The repentance that John the Baptist preached had a singular purpose, which was to turn away from sin and prepare to receive the Messiah upon His coming. John’s baptism was life-changing, and undoubtedly had the appearance of being complete unto itself. An explanation was necessary as John’s popularity grew. We read in chapter three of the Gospel of Matthew:
“I am baptizing you with water, for repentance, but the one who is coming after me is mightier than I. I am not worthy to carry his sandals. He will baptize you with the holy Spirit and fire.” (Matthew 3:11)
After being baptized himself, Jesus was led into the desert for forty days prior to the beginning of His public ministry. In the next chapter, we see Jesus proclaiming the message of repentance in its fullness:
“When he heard that John had been arrested, he withdrew to Galilee.

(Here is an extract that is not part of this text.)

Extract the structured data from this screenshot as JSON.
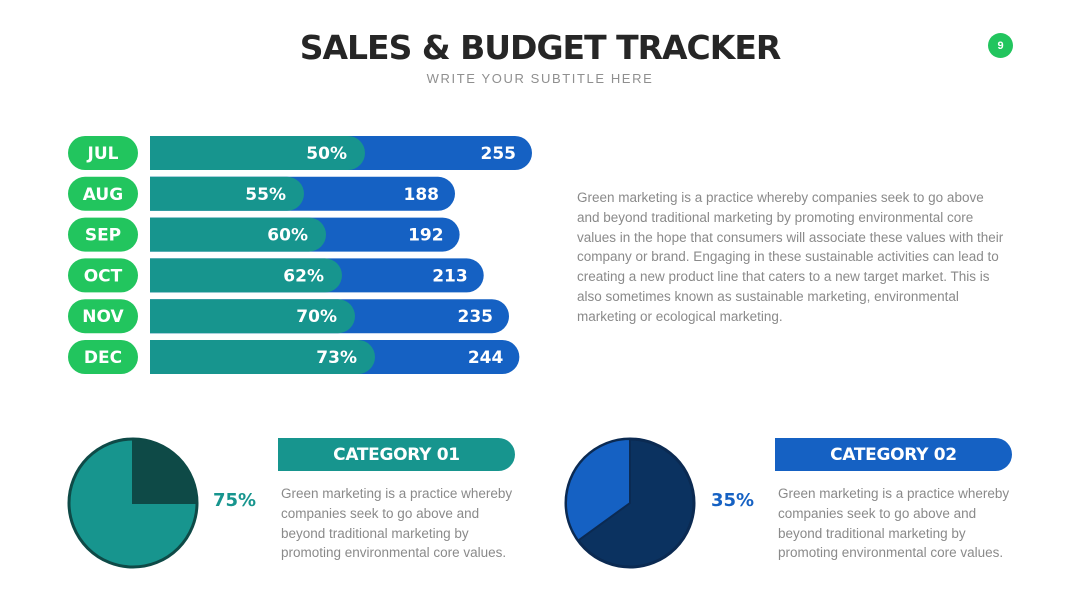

He left Nazareth and went to live in Capernaum by the sea, in the region of Zebulun and Naphtali, that what had been said through Isaiah the prophet might be fulfilled: “Land of Zebulun and land of Naphtali, the way to the sea, beyond the Jordan,Galilee of the Gentiles, the people who sit in darkness have seen a great light, on those dwelling in a land overshadowed by death light has arisen.” From that time on, Jesus began to preach and say, “Repent, for the kingdom of heaven is at hand.” (Mt 4:12-17)
On Ash Wednesday every year, one of the formulations that is said as the ashes are applied contains the wording as recorded in the Gospel of Mark: “Repent and believe in the Gospel” (Mark 1:15). This twofold process, put simply, would involve turning away from sin, and turning toward God for mercy and forgiveness.
The message of repentance, punctuated at the beginning of Lent, is meant to be part of the “daily bread” of prayer operative in our lives throughout the year. Let us pray for the grace to avail ourselves of the fullness of repentance that Christ offers us every day, especially in the Sacrament of Reconciliation.